Making known what patients think of managed care plans is one way to help plans improve clinical practices and deliver better-quality care. To that end, two new studies published by The Commonwealth Fund examine patients' perspectives on managed care.
In the first study, Getting Behind the Numbers: Understanding Patients' Assessments of Managed Care, Margaret Gerteis and colleagues at the Picker Institute highlight patient-centered practices that contribute to an overall positive experience for plan members. Using data from the Medicare Managed Care Consumer Assessment of Health Plans Survey (MMC-CAHPS), Picker staff found that successful plans tend to focus on each member individually, recognizing that patients' subjective experiences are crucial to the quality of care. Practices in place at high-performing plans include:
- using performance-tracking criteria that reflect patients' expectations about access to timely care, rather than administrative concerns alone;
- being up-front with prospective plan members about the scope and limitations of covered benefits and referral policies;
- building on established physician referral networks in order to limit patients' perceived need to go outside the network;
- recruiting doctors known for their ability to communicate well with patients;
- providing physicians with feedback from their patients;
- using clinical practice guidelines that incorporate protocols for shared decision-making;
- providing customer support at the clinical site, so that patients' questions about plan coverage, policies, and procedures are answered when they most often arise.
The study team identified several strategies that are essential to developing and sustaining patient-centered practices in managed care. First, plans must recognize that consumers, not purchasers, are their primary customers, and take steps to understand and address the specific needs of their members. Managing consumers' expectations is also important. High-performing plans, the authors determined, invest heavily in keeping members informed about plan operations, benefits, and service both before and immediately after enrollment.
Because the division of responsibility between plans and providers can often be confusing for members, many of the plans studied seek to ""manage"" consumers' perceptions by keeping plan involvement in clinical decisions as invisible to patients as possible. A far less common but emerging strategy, however, is to enhance the plan's visibility as an active promoter of clinical quality, by giving patients information on clinical guidelines, treatment options, and physician performance.
Incorporating members' feedback about the quality of care and service provided is a practice common to all plans in the study. Better-performing plans also had procedures in place for transmitting this feedback to plan-wide strategic planning and quality-improvement committees, which used it to identify priorities and establish continuing performance measures.
Finally, successful plans, the authors found, link provider incentives to patients' reported experiences. Where financial rewards were offered, physicians commented that although the amount was not large, the incentive did indicate that the plan cared as much about quality as it did about costs.
In the second study, Effective Clinical Practices in Managed Care: Findings from Ten Case Studies, authors Suzanne Felt-Lisk and Lawrence C. Kleinman, M.D., of Mathematica Policy Research, Inc., and Lehigh Valley Hospital, respectively, note that despite research showing that managed care can improve health care quality, much of this potential remains unrealized.

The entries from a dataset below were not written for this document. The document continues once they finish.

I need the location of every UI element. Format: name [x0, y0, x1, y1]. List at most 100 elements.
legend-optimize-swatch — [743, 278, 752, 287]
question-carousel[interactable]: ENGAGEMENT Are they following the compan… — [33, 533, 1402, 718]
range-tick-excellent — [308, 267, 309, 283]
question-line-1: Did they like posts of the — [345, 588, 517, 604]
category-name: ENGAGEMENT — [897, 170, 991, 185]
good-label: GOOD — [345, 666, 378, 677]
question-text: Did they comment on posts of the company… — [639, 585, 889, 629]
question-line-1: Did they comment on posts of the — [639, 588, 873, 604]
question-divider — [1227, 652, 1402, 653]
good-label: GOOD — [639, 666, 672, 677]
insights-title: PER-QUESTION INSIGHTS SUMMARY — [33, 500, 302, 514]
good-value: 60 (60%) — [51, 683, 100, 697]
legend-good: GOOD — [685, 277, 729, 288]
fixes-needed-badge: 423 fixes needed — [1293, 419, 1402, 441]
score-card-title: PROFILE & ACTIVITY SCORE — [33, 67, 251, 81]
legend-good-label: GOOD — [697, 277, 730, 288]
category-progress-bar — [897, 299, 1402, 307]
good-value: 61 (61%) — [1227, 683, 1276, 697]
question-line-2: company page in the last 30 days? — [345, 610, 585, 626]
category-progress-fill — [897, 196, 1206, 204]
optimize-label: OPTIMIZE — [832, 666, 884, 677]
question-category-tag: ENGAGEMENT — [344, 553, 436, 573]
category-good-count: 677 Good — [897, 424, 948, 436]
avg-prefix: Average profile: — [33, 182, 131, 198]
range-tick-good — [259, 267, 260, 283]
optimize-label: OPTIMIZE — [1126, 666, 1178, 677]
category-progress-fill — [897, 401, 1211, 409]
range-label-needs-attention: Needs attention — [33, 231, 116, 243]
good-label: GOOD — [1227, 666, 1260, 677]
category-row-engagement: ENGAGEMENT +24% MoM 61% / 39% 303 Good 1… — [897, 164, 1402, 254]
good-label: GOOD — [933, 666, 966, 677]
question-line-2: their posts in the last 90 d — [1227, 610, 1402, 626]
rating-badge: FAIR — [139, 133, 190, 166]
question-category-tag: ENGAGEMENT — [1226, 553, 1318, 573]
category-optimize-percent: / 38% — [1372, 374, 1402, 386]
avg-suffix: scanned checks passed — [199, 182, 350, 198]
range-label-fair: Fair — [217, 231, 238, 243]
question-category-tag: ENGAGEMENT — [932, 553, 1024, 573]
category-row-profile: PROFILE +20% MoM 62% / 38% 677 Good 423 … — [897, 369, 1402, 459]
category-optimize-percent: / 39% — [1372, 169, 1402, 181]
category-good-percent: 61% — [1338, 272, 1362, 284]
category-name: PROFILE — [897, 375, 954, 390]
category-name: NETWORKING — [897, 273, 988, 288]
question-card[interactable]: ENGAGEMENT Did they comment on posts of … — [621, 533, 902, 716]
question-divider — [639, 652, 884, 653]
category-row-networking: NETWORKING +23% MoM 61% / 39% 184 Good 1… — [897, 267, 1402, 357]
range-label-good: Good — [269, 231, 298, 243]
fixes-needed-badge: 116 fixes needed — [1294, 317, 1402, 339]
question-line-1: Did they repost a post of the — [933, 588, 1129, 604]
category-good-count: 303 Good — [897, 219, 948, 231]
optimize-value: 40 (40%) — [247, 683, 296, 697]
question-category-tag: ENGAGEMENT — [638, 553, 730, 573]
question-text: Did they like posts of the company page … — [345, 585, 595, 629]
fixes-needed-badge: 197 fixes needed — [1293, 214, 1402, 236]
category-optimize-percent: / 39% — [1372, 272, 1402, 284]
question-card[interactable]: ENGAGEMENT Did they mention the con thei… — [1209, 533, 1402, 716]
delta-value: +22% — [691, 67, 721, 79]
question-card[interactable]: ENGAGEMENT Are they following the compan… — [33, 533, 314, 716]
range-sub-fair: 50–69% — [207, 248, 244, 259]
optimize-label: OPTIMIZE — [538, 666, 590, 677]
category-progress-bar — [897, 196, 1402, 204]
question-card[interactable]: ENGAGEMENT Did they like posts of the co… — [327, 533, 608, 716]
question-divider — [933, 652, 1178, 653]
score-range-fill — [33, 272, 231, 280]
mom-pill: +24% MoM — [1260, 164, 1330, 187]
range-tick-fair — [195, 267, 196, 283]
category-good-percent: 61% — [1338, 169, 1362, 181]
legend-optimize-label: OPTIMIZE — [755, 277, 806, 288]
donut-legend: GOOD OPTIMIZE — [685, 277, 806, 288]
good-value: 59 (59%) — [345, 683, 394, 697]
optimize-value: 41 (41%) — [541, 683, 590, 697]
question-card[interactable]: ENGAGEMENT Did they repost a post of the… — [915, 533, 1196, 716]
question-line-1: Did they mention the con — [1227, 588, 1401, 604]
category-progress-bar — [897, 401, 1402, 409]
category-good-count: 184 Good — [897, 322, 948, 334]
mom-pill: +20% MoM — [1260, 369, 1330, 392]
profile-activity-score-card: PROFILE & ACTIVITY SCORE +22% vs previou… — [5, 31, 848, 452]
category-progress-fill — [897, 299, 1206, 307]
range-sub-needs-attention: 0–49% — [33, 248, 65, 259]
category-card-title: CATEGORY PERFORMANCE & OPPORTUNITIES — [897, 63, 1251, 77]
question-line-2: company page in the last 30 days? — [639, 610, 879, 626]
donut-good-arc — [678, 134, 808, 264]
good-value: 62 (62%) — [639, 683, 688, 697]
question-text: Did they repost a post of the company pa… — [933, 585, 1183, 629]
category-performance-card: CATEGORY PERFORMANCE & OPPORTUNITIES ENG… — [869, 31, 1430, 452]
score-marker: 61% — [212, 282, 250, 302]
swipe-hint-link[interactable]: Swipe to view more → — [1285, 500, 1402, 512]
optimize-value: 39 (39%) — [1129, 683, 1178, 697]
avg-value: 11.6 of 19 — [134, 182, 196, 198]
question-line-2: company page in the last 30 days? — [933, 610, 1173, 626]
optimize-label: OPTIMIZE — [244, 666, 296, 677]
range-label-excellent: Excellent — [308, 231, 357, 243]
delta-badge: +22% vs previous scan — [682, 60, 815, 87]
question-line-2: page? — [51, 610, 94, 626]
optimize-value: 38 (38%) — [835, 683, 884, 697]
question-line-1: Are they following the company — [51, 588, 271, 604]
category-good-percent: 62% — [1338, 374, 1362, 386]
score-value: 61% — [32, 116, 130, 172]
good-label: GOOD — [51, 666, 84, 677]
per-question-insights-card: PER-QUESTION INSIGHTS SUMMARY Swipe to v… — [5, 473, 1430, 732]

Based on visits with some of the nation's highest-performing managed care plans-those that scored well on HEDIS quality indicators-Felt-Lisk and Kleinman found that delivering high-quality care is a driving force for nearly all. When plan staff members were asked to rank their plan's priorities in 19 listed areas, among the highest were quality of care, accreditation from the National Committee for Quality Assurance (NCQA), patient satisfaction, and performance on HEDIS measures.
Plan leaders stressed that excellent physicians are the major assets of their organizations. Rather than control the clinical process, plan leaders saw their role as helping doctors improve performance by providing them with the resources needed to promote quality. Nearly all plans studied have also long placed a strong emphasis on generating and using clinical data to improve care and demonstrate best practices. Many of the best plans grew out of excellent local clinical systems, but starting out this way, the authors note, is not essential for success. Market conditions can also play a key role. In several instances, employers demanded high quality. In other cases, strong competition from other managed care organizations in the same market encouraged better performance. Because Felt-Lisk and Kleinman's study examined only high-performing plans, it was not able to assess whether lower-performing plans are pursuing similar strategies and what kind of success they are having. As plans work to improve their clinical performance, the authors suggest that they consider three basic questions: How solid is the plan's foundation for quality? To what extent does the plan have an effective overall approach to clinical improvement? Do specific improvement strategies capitalize on current thinking?Facts and Figures
- Nine of the 10 plans studied by Felt-Lisk and Kleinman regarded partnership with clinical leadership to improve members' health as a major part of their role, and used their data, organizational, and financial resources to support that goal.
- Gerteis and colleagues found that CAHPS scores were consistent with plans' own assessment of their strengths and weaknesses at the time the survey was conducted. Low CAHPS scores, however, did not necessarily reflect sustained poor performance, nor did high scores necessarily reflect sustained good performance.